Question about Negative Binomial Distribution

probability

Customers come into a store. $30\%$ of them make a purchase.

a) Calculate the probability that the second purchase is made by the sixth customer.

Answer: As the last purchase is made by the sixth customer,
we have a binomial with n=5 times the probability of the last purchase.

The probability is $C(5,1) (0.3) \cdot 0.7^4 \cdot 0.3$ = 0.108045

b)Calculate the expected value of the sequence number of the customer who makes the second purchase.

I have several questions related to part b):

1) What is a sequence number?

2) The question is part of the probability manual written by Abraham Weishauss. Weishauss answer is to find the expected value and add 2. My question is why? Weishauss does not explain that.

For the Negative Binomial Distribution, the expected value is $k\cdot(1-p)/p$.

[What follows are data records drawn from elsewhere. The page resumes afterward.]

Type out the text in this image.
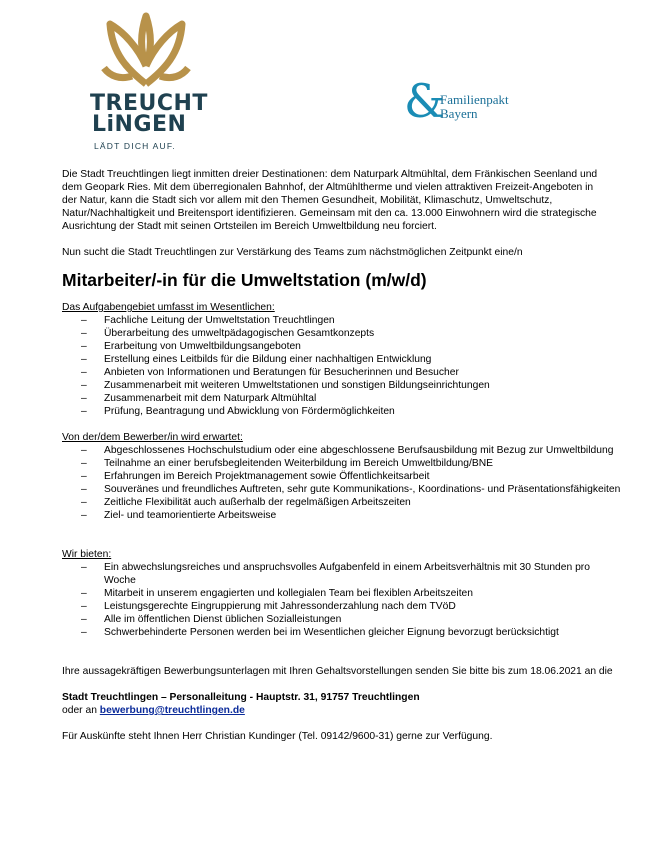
TREUCHT
LiNGEN
LÄDT DICH AUF.
&
Familienpakt
Bayern

Die Stadt Treuchtlingen liegt inmitten dreier Destinationen: dem Naturpark Altmühltal, dem Fränkischen Seenland und dem Geopark Ries. Mit dem überregionalen Bahnhof, der Altmühltherme und vielen attraktiven Freizeit-Angeboten in der Natur, kann die Stadt sich vor allem mit den Themen Gesundheit, Mobilität, Klimaschutz, Umweltschutz, Natur/Nachhaltigkeit und Breitensport identifizieren. Gemeinsam mit den ca. 13.000 Einwohnern wird die strategische Ausrichtung der Stadt mit seinen Ortsteilen im Bereich Umweltbildung neu forciert.

Nun sucht die Stadt Treuchtlingen zur Verstärkung des Teams zum nächstmöglichen Zeitpunkt eine/n

Mitarbeiter/-in für die Umweltstation (m/w/d)

Das Aufgabengebiet umfasst im Wesentlichen:

– Fachliche Leitung der Umweltstation Treuchtlingen
– Überarbeitung des umweltpädagogischen Gesamtkonzepts
– Erarbeitung von Umweltbildungsangeboten
– Erstellung eines Leitbilds für die Bildung einer nachhaltigen Entwicklung
– Anbieten von Informationen und Beratungen für Besucherinnen und Besucher
– Zusammenarbeit mit weiteren Umweltstationen und sonstigen Bildungseinrichtungen
– Zusammenarbeit mit dem Naturpark Altmühltal
– Prüfung, Beantragung und Abwicklung von Fördermöglichkeiten

Von der/dem Bewerber/in wird erwartet:

– Abgeschlossenes Hochschulstudium oder eine abgeschlossene Berufsausbildung mit Bezug zur Umweltbildung
– Teilnahme an einer berufsbegleitenden Weiterbildung im Bereich Umweltbildung/BNE
– Erfahrungen im Bereich Projektmanagement sowie Öffentlichkeitsarbeit
– Souveränes und freundliches Auftreten, sehr gute Kommunikations-, Koordinations- und Präsentationsfähigkeiten
– Zeitliche Flexibilität auch außerhalb der regelmäßigen Arbeitszeiten
– Ziel- und teamorientierte Arbeitsweise

Wir bieten:

– Ein abwechslungsreiches und anspruchsvolles Aufgabenfeld in einem Arbeitsverhältnis mit 30 Stunden pro Woche
– Mitarbeit in unserem engagierten und kollegialen Team bei flexiblen Arbeitszeiten
– Leistungsgerechte Eingruppierung mit Jahressonderzahlung nach dem TVöD
– Alle im öffentlichen Dienst üblichen Sozialleistungen
– Schwerbehinderte Personen werden bei im Wesentlichen gleicher Eignung bevorzugt berücksichtigt

Ihre aussagekräftigen Bewerbungsunterlagen mit Ihren Gehaltsvorstellungen senden Sie bitte bis zum 18.06.2021 an die

Stadt Treuchtlingen – Personalleitung - Hauptstr. 31, 91757 Treuchtlingen

oder an bewerbung@treuchtlingen.de

Für Auskünfte steht Ihnen Herr Christian Kundinger (Tel. 09142/9600-31) gerne zur Verfügung.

For that reason the expected value is $2 \cdot (1-0.3)/0.3 = 14/3$

Adding 2 to that, Weishauss says that the answer is $20/3$

3) Weishauss explanation is "The negative binomial mean measures the number of customers between the second one and the one making the purchase. Therefore, we add 2 to the mean to get the sequence number of the customer making the purchase."

I do not understand this explanation. May you expand this answer?

I like to understand the ideas. I do not see the intuition behind this answer.

Best Answer

1) What is a sequence number?

The indexed count in the sequence.

2) The question is part of the probability manual written by Abraham Weishauss. Weishauss answer is to find the expected value and add 2. My question is why? Weishauss does not explain that.

For the Negative Binomial Distribution, the expected value is k*(1-p)/p.

Where $p$ is the success rate, and $k$ is the count for successes, then $k(1-p)/p$ is the expected count of failures before success $\#k$. It does not include the successes.

For that reason the expected value is 2*(1-0.3)/0.3 = 14/3

Adding 2 to that, Weishauss says that the answer is 20/3

So, adding the two successes gives us the count for trials until the second success.

3) Weishauss explanation is "The negative binomial mean measures the number of customers between the second one and the one making the purchase. Therefore, we add 2 to the mean to get the sequence number of the customer making the purchase."

I do not understand this explanation. May you expand this answer?


A Geometric distribution counting the failures before the first success has a mean of $(1-p)/p$.

So the expected count of failures before the first success, the first success, failures from then before the second success, and the second success is $2(1-p)/p+2$ or simply $2/p$.